Boris Johnson has said driving the R down is key to any further easing of the lockdown measures.

There is a time lag in the calculations, with the government scientists’ latest R value relating to what was happening two to three weeks ago.

If R is greater than 1 the epidemic is generally seen to be growing; if R is less than 1 the epidemic is shrinking.

R measures the number of people, on average, that each sick person will infect.

An R number of 1 means that on average every person who is infected will infect 1 other person, meaning the total number of new infections is stable.

If R is 2, on average, each infected person infects two more people.

If R is 0.5 then on average for every two infected people, there will be only one new infection.

At the start of March the World Health Organisation (WHO) estimated the R in the UK was between 2 and 2.5.

There are also thought to be significant regional variations in the spread of the virus.

A model from Public Health England and the University of Cambridge’s MRC Biostatistics Unit last week suggested the R rate in London was just 0.4 while in the North East and Yorkshire it was 0.8.

Yesterday Matt Hancock, the health secretary, announced a government study suggested around one in six people in London and one in 20 elsewhere in England have already had the virus.

And No.10 today did not rule out allowing the capital to emerge from the coronavirus lockdown before other parts of the country.

It came after a leading mathematical modeller claimed putting the UK into lockdown just one week earlier would have had a “dramatic” impact on the number of deaths caused by the pandemic.
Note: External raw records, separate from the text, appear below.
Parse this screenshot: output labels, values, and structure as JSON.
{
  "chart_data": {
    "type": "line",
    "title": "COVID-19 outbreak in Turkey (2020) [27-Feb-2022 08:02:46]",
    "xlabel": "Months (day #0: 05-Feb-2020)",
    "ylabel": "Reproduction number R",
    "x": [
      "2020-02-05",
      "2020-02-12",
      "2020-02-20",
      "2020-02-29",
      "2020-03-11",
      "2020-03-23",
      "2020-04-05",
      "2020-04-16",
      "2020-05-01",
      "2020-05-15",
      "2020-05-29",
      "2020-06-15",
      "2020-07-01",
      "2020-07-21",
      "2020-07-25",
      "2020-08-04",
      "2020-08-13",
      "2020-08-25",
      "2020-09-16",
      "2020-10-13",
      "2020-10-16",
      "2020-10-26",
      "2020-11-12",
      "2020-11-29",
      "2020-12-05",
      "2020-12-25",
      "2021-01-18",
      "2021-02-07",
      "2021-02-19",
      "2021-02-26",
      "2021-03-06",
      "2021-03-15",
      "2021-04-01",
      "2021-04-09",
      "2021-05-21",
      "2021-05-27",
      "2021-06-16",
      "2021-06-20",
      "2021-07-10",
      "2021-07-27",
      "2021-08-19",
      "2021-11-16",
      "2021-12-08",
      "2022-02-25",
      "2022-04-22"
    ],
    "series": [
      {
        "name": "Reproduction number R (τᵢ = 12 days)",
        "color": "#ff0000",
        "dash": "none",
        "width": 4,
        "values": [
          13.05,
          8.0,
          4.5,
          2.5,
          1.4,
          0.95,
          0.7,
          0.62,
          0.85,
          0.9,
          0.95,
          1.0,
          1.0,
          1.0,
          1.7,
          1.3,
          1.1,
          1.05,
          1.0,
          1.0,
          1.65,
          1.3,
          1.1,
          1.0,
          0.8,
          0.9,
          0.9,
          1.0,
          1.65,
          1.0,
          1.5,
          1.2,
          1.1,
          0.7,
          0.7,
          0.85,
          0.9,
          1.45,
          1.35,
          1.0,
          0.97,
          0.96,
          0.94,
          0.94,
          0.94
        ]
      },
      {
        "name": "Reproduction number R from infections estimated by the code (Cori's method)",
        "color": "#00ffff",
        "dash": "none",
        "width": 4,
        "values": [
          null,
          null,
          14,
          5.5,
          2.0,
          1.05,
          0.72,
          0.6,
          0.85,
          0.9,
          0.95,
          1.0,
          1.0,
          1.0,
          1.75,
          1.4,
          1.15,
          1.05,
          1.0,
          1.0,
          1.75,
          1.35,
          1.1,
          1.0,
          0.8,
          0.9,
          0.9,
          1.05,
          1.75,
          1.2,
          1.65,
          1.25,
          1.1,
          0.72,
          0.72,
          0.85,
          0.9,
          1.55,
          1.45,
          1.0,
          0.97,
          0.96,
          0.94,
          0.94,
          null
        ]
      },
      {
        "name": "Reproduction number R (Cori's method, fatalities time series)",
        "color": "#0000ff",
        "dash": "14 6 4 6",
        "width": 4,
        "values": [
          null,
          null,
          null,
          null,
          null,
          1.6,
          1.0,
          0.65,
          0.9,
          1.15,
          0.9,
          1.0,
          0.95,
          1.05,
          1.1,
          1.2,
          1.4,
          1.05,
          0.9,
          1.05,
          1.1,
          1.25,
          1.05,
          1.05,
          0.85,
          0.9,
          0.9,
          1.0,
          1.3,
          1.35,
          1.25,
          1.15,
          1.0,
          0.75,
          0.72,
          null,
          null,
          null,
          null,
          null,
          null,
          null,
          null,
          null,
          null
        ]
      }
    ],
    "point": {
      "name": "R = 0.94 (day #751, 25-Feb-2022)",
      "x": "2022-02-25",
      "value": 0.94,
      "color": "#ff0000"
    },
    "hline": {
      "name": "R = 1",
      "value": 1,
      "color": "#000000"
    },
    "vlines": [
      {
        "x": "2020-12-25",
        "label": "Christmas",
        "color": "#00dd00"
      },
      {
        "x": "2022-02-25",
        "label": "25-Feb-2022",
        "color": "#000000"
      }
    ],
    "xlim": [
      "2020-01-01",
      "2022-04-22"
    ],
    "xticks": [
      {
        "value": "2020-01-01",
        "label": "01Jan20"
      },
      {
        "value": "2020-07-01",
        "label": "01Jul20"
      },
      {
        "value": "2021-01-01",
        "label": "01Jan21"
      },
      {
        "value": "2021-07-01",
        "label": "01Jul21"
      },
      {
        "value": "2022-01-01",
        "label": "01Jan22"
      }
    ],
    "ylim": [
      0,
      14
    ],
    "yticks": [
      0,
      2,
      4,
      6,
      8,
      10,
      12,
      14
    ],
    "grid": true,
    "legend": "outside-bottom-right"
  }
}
Writing for HuffPost UK, Kit Yates, co-director of Bath University’s centre for mathematical biology, said that speedier intervention could have saved thousands of lives, while making it easier to reopen the economy and protect the NHS at the same time.

Yates underlined a new analysis by climatologist James Annan that estimated three quarters of the UK’s fatalities – at least 27,000 deaths – may have been avoided with a lockdown imposed seven days earlier than March 23, when Johnson finally opted to do so.